Старик опять долго молчал, видно, собирался с силами.
– В том и беда, Орми, что я не знаю разгадки. И отец мой не знал. Знаки хранили, переносили со шкуры на шкуру, а сами не понимали ничего.
– Отец, я все-таки ремни перережу. – Орми взмахнул ножом раз, другой, и старик грохнулся на мох. – Взвалю тебя на плечи и унесу в горы. Там тебя вылечу. Вместе и знаки разгадаем. Энки с нами пойдет.
– Поздно, – прохрипел старик. – Гляди, светает уже.
Небесная хмарь и впрямь посветлела на востоке. Сквозь чахлый лесок Орми увидел: из одной землянки уже вылезает кто-то. Орми припал к земле, спрятался за сосновый ствол и шепотом спросил:
– Скажи, отец, что мы делать-то должны? Зачем мы, выродки, живем, кому служим?

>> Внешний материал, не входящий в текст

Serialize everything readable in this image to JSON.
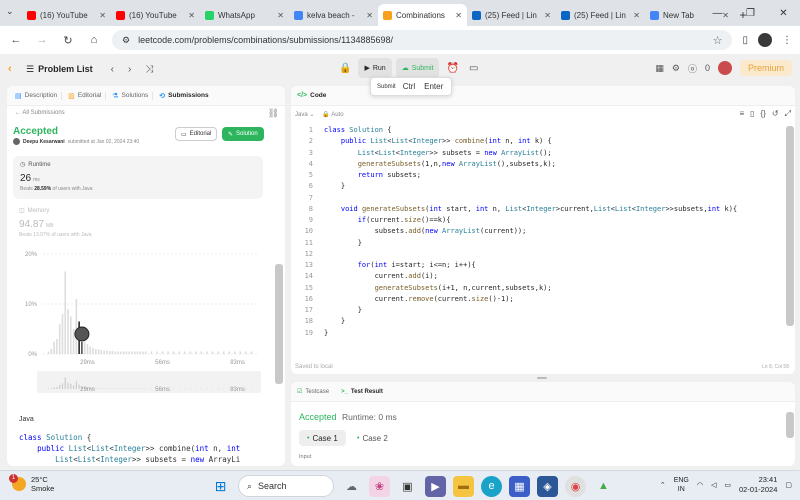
{
  "browser": {
    "tabs": [
      {
        "label": "(16) YouTube",
        "color": "#ff0000",
        "active": false
      },
      {
        "label": "(16) YouTube",
        "color": "#ff0000",
        "active": false
      },
      {
        "label": "WhatsApp",
        "color": "#25d366",
        "active": false
      },
      {
        "label": "kelva beach - ",
        "color": "#4285f4",
        "active": false
      },
      {
        "label": "Combinations",
        "color": "#f89f1b",
        "active": true
      },
      {
        "label": "(25) Feed | Lin",
        "color": "#0a66c2",
        "active": false
      },
      {
        "label": "(25) Feed | Lin",
        "color": "#0a66c2",
        "active": false
      },
      {
        "label": "New Tab",
        "color": "#4285f4",
        "active": false
      }
    ],
    "url": "leetcode.com/problems/combinations/submissions/1134885698/"
  },
  "lc_nav": {
    "problem_list": "Problem List",
    "run": "Run",
    "submit": "Submit",
    "streak": "0",
    "premium": "Premium"
  },
  "tooltip": {
    "label": "Submit",
    "key1": "Ctrl",
    "key2": "Enter"
  },
  "left": {
    "tabs": {
      "description": "Description",
      "editorial": "Editorial",
      "solutions": "Solutions",
      "submissions": "Submissions"
    },
    "all_submissions": "← All Submissions",
    "status": "Accepted",
    "user": "Deepu Kesarwani",
    "submitted_at": "submitted at Jan 02, 2024 23:40",
    "editorial_btn": "Editorial",
    "solution_btn": "Solution",
    "runtime": {
      "label": "Runtime",
      "value": "26",
      "unit": "ms",
      "beats_pct": "28.59%",
      "beats_suffix": "of users with Java"
    },
    "memory": {
      "label": "Memory",
      "value": "94.87",
      "unit": "MB",
      "beats": "Beats 13.07% of users with Java"
    },
    "language": "Java"
  },
  "chart_data": {
    "type": "bar",
    "title": "",
    "xlabel": "",
    "ylabel": "",
    "yticks": [
      "20%",
      "10%",
      "0%"
    ],
    "ylim": [
      0,
      20
    ],
    "xticks": [
      "29ms",
      "56ms",
      "83ms"
    ],
    "x": [
      15,
      16,
      17,
      18,
      19,
      20,
      21,
      22,
      23,
      24,
      25,
      26,
      27,
      28,
      29,
      30,
      31,
      32,
      33,
      34,
      35,
      36,
      37,
      38,
      39,
      40,
      41,
      42,
      43,
      44,
      45,
      46,
      47,
      48,
      49,
      50,
      52,
      54,
      56,
      58,
      60,
      62,
      64,
      66,
      68,
      70,
      72,
      74,
      76,
      78,
      80,
      82,
      84,
      86,
      88
    ],
    "values": [
      0.5,
      1,
      2.5,
      3,
      6,
      8,
      16.5,
      9,
      7.5,
      5,
      11,
      6.5,
      3.5,
      2.5,
      2,
      1.5,
      1.2,
      1,
      0.9,
      0.8,
      0.7,
      0.7,
      0.6,
      0.6,
      0.5,
      0.5,
      0.5,
      0.5,
      0.5,
      0.5,
      0.5,
      0.5,
      0.5,
      0.5,
      0.5,
      0.5,
      0.5,
      0.5,
      0.5,
      0.5,
      0.5,
      0.5,
      0.5,
      0.5,
      0.5,
      0.5,
      0.5,
      0.5,
      0.5,
      0.5,
      0.5,
      0.5,
      0.5,
      0.5,
      0.5
    ],
    "highlight_x": 26,
    "xrange": [
      13,
      90
    ],
    "navigator_ticks": [
      "29ms",
      "56ms",
      "83ms"
    ]
  },
  "code_preview": [
    "class Solution {",
    "    public List<List<Integer>> combine(int n, int",
    "        List<List<Integer>> subsets = new ArrayLi"
  ],
  "editor": {
    "title": "Code",
    "language": "Java",
    "mode": "Auto",
    "saved": "Saved to local",
    "position": "Ln 8, Col 58",
    "lines": [
      "class Solution {",
      "    public List<List<Integer>> combine(int n, int k) {",
      "        List<List<Integer>> subsets = new ArrayList();",
      "        generateSubsets(1,n,new ArrayList(),subsets,k);",
      "        return subsets;",
      "    }",
      "",
      "    void generateSubsets(int start, int n, List<Integer>current,List<List<Integer>>subsets,int k){",
      "        if(current.size()==k){",
      "            subsets.add(new ArrayList(current));",
      "        }",
      "",
      "        for(int i=start; i<=n; i++){",
      "            current.add(i);",
      "            generateSubsets(i+1, n,current,subsets,k);",
      "            current.remove(current.size()-1);",
      "        }",
      "    }",
      "}"
    ]
  },
  "test": {
    "testcase_tab": "Testcase",
    "result_tab": "Test Result",
    "status": "Accepted",
    "runtime": "Runtime: 0 ms",
    "case1": "Case 1",
    "case2": "Case 2",
    "input_label": "Input"
  },
  "taskbar": {
    "weather_badge": "1",
    "temp": "25°C",
    "condition": "Smoke",
    "search": "Search",
    "lang1": "ENG",
    "lang2": "IN",
    "time": "23:41",
    "date": "02-01-2024"
  }
}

– Мы – Имира дети. Имиру служим.
– Кто такой Имир?
– Точно не скажу, чтобы не соврать. Но три вещи знаю. Улле он враг. Живет по ту сторону неба. Ныне на земле не имеет силы. Орми! Уходи скорей, прячься. Идут сюда.

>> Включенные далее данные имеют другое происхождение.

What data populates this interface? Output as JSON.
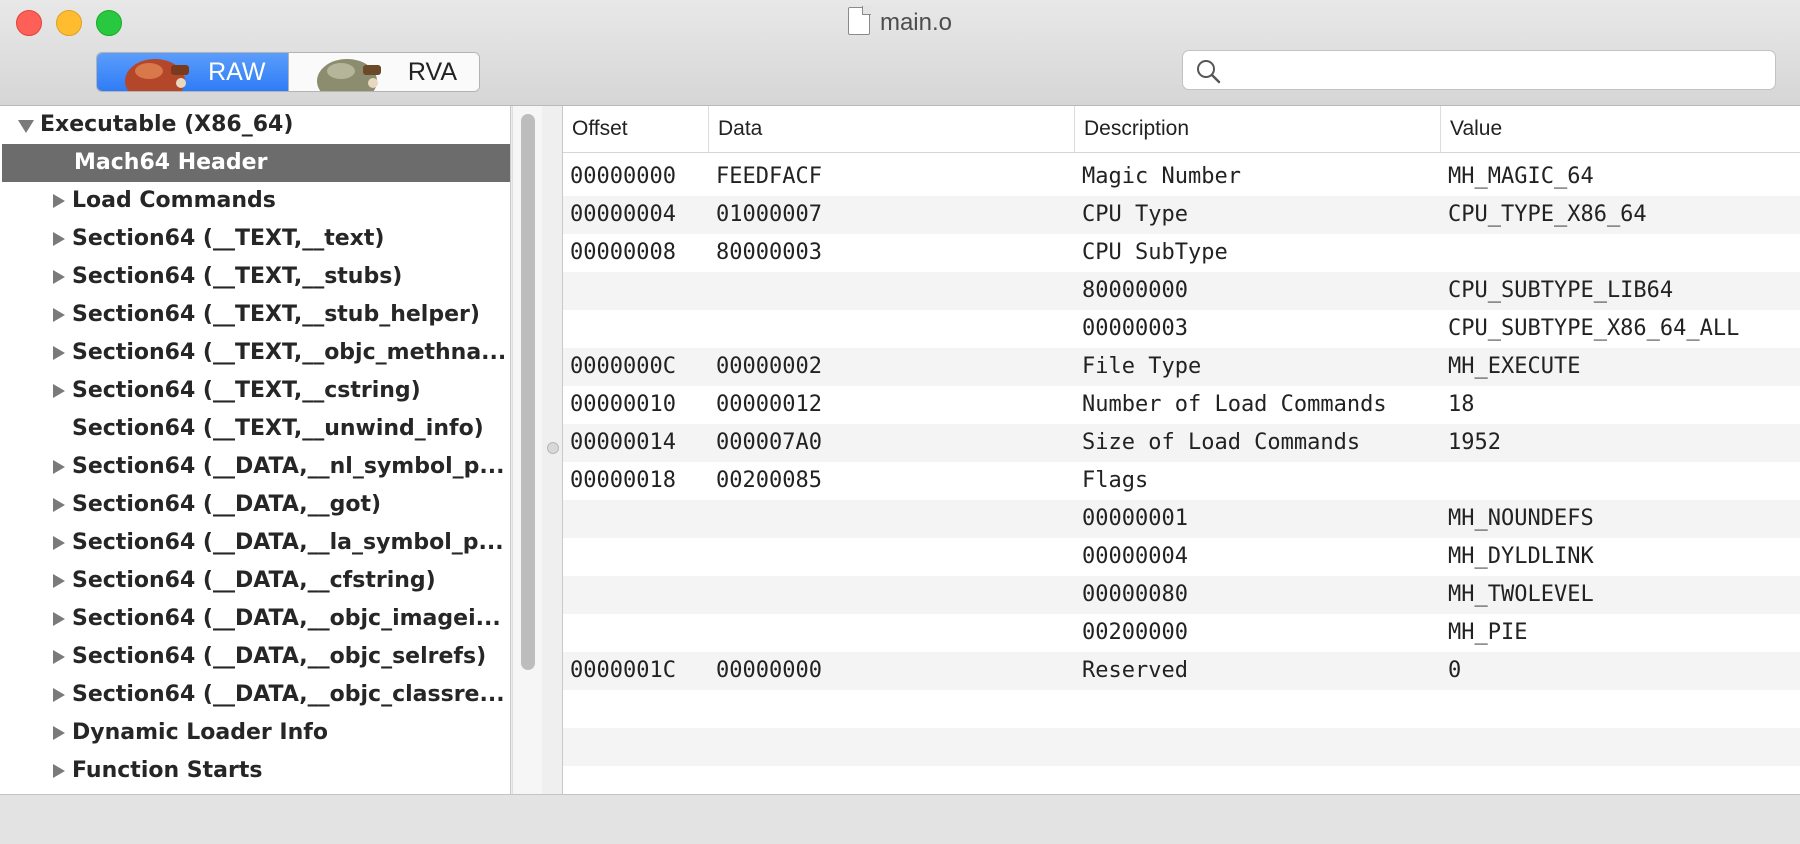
{
  "window": {
    "title": "main.o"
  },
  "toolbar": {
    "segments": [
      {
        "label": "RAW",
        "icon": "raw-mode-icon",
        "selected": true
      },
      {
        "label": "RVA",
        "icon": "rva-mode-icon",
        "selected": false
      }
    ],
    "search": {
      "placeholder": "",
      "value": ""
    }
  },
  "sidebar": {
    "items": [
      {
        "label": "Executable (X86_64)",
        "expander": "expanded",
        "level": 0
      },
      {
        "label": "Mach64 Header",
        "expander": "none",
        "level": 1,
        "selected": true
      },
      {
        "label": "Load Commands",
        "expander": "collapsed",
        "level": 1
      },
      {
        "label": "Section64 (__TEXT,__text)",
        "expander": "collapsed",
        "level": 1
      },
      {
        "label": "Section64 (__TEXT,__stubs)",
        "expander": "collapsed",
        "level": 1
      },
      {
        "label": "Section64 (__TEXT,__stub_helper)",
        "expander": "collapsed",
        "level": 1
      },
      {
        "label": "Section64 (__TEXT,__objc_methna...",
        "expander": "collapsed",
        "level": 1
      },
      {
        "label": "Section64 (__TEXT,__cstring)",
        "expander": "collapsed",
        "level": 1
      },
      {
        "label": "Section64 (__TEXT,__unwind_info)",
        "expander": "none",
        "level": 1
      },
      {
        "label": "Section64 (__DATA,__nl_symbol_p...",
        "expander": "collapsed",
        "level": 1
      },
      {
        "label": "Section64 (__DATA,__got)",
        "expander": "collapsed",
        "level": 1
      },
      {
        "label": "Section64 (__DATA,__la_symbol_p...",
        "expander": "collapsed",
        "level": 1
      },
      {
        "label": "Section64 (__DATA,__cfstring)",
        "expander": "collapsed",
        "level": 1
      },
      {
        "label": "Section64 (__DATA,__objc_imagei...",
        "expander": "collapsed",
        "level": 1
      },
      {
        "label": "Section64 (__DATA,__objc_selrefs)",
        "expander": "collapsed",
        "level": 1
      },
      {
        "label": "Section64 (__DATA,__objc_classre...",
        "expander": "collapsed",
        "level": 1
      },
      {
        "label": "Dynamic Loader Info",
        "expander": "collapsed",
        "level": 1
      },
      {
        "label": "Function Starts",
        "expander": "collapsed",
        "level": 1
      }
    ]
  },
  "table": {
    "columns": [
      "Offset",
      "Data",
      "Description",
      "Value"
    ],
    "rows": [
      [
        "00000000",
        "FEEDFACF",
        "Magic Number",
        "MH_MAGIC_64"
      ],
      [
        "00000004",
        "01000007",
        "CPU Type",
        "CPU_TYPE_X86_64"
      ],
      [
        "00000008",
        "80000003",
        "CPU SubType",
        ""
      ],
      [
        "",
        "",
        "80000000",
        "CPU_SUBTYPE_LIB64"
      ],
      [
        "",
        "",
        "00000003",
        "CPU_SUBTYPE_X86_64_ALL"
      ],
      [
        "0000000C",
        "00000002",
        "File Type",
        "MH_EXECUTE"
      ],
      [
        "00000010",
        "00000012",
        "Number of Load Commands",
        "18"
      ],
      [
        "00000014",
        "000007A0",
        "Size of Load Commands",
        "1952"
      ],
      [
        "00000018",
        "00200085",
        "Flags",
        ""
      ],
      [
        "",
        "",
        "00000001",
        "MH_NOUNDEFS"
      ],
      [
        "",
        "",
        "00000004",
        "MH_DYLDLINK"
      ],
      [
        "",
        "",
        "00000080",
        "MH_TWOLEVEL"
      ],
      [
        "",
        "",
        "00200000",
        "MH_PIE"
      ],
      [
        "0000001C",
        "00000000",
        "Reserved",
        "0"
      ]
    ]
  }
}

– Ну, прощай, отец. Эта гниль над тобой потешаться не будет. Прими от меня благую смерть!
Орми перерезал старику горло, прошептал: «К Имиру уходи!», утер слезу, чего с детства сопливого не бывало, и нырнул в молодой ельник. Потом обошел селение крутом и попал на поляну Улле.
Охватил тогда Орми гнев. Вырвал он с корнем сухую елочку – ствол в руку толщиной, – обломал сучки, подбежал к истукану, уперся в него комлем и давай валить идола! Тот уже начал подаваться, как вдруг повернулась одна из голов деревянного чудища, приоткрыла костяную пасть и уставилась на Орми пустыми глазницами. И в тот же миг Орми услышал у себя в голове страшный холодный голос. Он говорил непонятные слова:
– Драблатугур, бугургыз, клаклар.
Орми тряхнул головой, стиснул зубы и налег изо всей силы на шест. Идол рухнул, палки и кости рассыпались по земле. И наваждение сразу исчезло.
– Кто там? Стой!
Барг вышел из-за деревьев на другой стороне поляны. Орми бросился в лес, да поздно: Барг узнал его.
– Выродок! Орми! Стой, змееныш!
Орми продрался сквозь чащу, нырнул в землянку, схватил Энки за руку и потащил к выходу. Слэк проснулся и крикнул:
– Эй, вы! Куда в такую рань помчались? На упырей охотиться? Заставит вас Кулу дерьмо жрать!
– Иди Улле зад полижи. Я б еще поговорил с тобой, кабы клопы тебе гу не отгрызли!
Выскочили братья наружу – и в лес. Миновали ельник – а сзади уже слышно погоню. Вышли к болоту. Там братья знали верную тропку и далеко опередили людоедов. Пока ядозубы барахтались в болотной жиже, Энки и Орми успели высоко подняться по склону. Тут в ущельях и трещинах было где спрятаться. Братья залезли в потайную пещерку – вход в нее закрывали кусты, – легли на мокрую землю и отдышались. Долго молчали.
– Что теперь делать будем? – спросил Орми. – Обратно к ядозубам нельзя. Энки ответил не сразу.
– Жить как-то надо. Найдем место подальше от людей, построим жилье. Ты объясни, как вышло, что нас распознали?
Орми рассказал:
– Узнал я одну тайну. Мне ее отец перед смертью открыл. Нашего повелителя Имиром звать, а живет он по ту сторону неба. Как бы нам туда перебраться?
Энки задумался и, помолчав, сказал:
– Я видел, небо порой ложится на горы. Бывает, спустится совсем низко. Может, горы тогда его протыкают? Давай поднимемся на кряж, выберем высокую гору и залезем на вершину.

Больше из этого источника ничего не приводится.